Hat-trick Olsbu Roeiseland
Wysoka dyspozycja liderki Pucharu Świata chyba już nikogo nie dziwi. Norweżka spisuje się świetnie od samego początku i z każdym kolejnym startem jest coraz lepsza. W czwartek po raz pierwszy w tym sezonie Marte Olsbu Roeiseland okazała się najlepsza w sprincie. Zwycięstwo w Annecy Le Grand Bornard dało jej bezbłędne strzelanie i dobry bieg. Drugą Anais Bescond wyprzedziła o 15 sekund. Podium uzupełniła Elvira Oeberg, która mimo dwóch pudeł przegrała z Francuzką o zaledwie 0,7 sekundy! Forma Marte Olsbu Roeiseland jest także widoczna w jej statystykach. Naprawdę są imponujące.
Marte Olsbu Roeiseland has been consistency personified so far this winter – both on the tracks and at the range. 🪨
Will she defend the yellow bib and continue to deliver this week in @BiathlonALGB? #ALGB21 pic.twitter.com/zW9uR4w73q
— BMW IBU World Cup (@IBU_WC) December 16, 2021
Tuż za podium znalazła się natomiast bezbłędna Lisa Theresa Hauser. Na piątym miejscu uplasowała się zaś Kristina Reztsova. Dla 25-letniej Rosjanki to najlepszy rezultat w karierze. Reztsova do tej pory meldowała się raz w czołowej dziesiątce zawodów Pucharu Świata. Na inaugurację sezonu, w biegu indywidualnym, zajęła 8 miejsce.

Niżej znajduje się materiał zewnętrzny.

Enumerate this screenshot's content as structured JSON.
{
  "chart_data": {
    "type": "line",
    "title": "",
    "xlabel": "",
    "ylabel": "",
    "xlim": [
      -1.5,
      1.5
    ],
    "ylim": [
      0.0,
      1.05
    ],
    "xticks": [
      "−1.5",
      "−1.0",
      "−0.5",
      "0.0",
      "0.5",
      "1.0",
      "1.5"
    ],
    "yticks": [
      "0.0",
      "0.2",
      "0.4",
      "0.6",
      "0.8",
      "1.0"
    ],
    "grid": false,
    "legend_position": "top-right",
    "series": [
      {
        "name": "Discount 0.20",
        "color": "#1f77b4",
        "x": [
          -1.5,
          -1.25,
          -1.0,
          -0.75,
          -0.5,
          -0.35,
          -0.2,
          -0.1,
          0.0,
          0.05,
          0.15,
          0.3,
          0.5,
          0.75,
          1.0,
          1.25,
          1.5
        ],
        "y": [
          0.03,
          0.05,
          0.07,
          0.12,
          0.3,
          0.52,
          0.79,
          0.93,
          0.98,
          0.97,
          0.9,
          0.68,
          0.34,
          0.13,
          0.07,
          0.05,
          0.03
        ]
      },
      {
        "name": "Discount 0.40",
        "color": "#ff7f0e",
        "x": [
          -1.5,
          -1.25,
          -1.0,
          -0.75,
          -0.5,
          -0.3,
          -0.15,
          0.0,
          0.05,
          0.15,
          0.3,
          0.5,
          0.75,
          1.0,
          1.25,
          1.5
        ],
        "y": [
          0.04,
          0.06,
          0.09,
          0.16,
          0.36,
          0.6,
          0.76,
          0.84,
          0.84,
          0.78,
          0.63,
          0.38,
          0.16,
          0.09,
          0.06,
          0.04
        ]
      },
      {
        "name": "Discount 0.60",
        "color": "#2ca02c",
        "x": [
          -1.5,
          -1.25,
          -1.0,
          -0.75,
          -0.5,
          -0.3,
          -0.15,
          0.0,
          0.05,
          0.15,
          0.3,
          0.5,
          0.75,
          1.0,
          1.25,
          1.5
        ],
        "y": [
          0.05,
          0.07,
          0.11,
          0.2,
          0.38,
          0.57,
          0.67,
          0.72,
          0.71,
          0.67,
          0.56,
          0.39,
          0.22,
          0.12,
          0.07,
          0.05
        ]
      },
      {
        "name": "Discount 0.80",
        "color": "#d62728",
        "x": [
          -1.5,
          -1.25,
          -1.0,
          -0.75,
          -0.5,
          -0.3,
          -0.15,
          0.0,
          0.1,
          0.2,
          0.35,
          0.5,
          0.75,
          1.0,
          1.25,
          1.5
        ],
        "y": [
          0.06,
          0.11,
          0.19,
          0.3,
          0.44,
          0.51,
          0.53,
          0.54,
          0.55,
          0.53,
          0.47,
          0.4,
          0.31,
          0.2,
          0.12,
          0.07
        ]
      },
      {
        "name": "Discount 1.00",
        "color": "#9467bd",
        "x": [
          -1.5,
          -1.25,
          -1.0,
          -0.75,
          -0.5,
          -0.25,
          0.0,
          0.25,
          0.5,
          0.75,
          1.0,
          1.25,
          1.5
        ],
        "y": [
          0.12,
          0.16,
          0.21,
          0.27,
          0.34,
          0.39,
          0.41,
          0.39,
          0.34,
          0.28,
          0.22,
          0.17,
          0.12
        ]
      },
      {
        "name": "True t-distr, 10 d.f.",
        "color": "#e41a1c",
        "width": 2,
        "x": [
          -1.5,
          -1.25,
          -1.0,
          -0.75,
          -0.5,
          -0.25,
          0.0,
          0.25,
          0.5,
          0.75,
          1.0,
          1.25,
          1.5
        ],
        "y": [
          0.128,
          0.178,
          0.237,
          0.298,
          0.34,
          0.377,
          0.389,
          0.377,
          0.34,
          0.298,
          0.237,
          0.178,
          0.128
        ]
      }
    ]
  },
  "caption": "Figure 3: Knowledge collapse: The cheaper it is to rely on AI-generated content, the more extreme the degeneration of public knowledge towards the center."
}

Hojnisz-Staręga znów z punktami
Polscy kibice mogą się cieszyć z kolejnych punktów Moniki Hojnisz-Staręgi. O ile strzelanie poszło Polsce znakomicie (10/10), to z biegiem było już zdecydowanie gorzej. Monika uzyskała dopiero 61. czas biegu, co łącznie pozwoliło jej zająć 35. lokatę. Kamila Żuk zajęła 69. miejsce (2 pudła), Anna Mąka była 82. (1 pudło), a Magda Piczura 98. (2 pudła).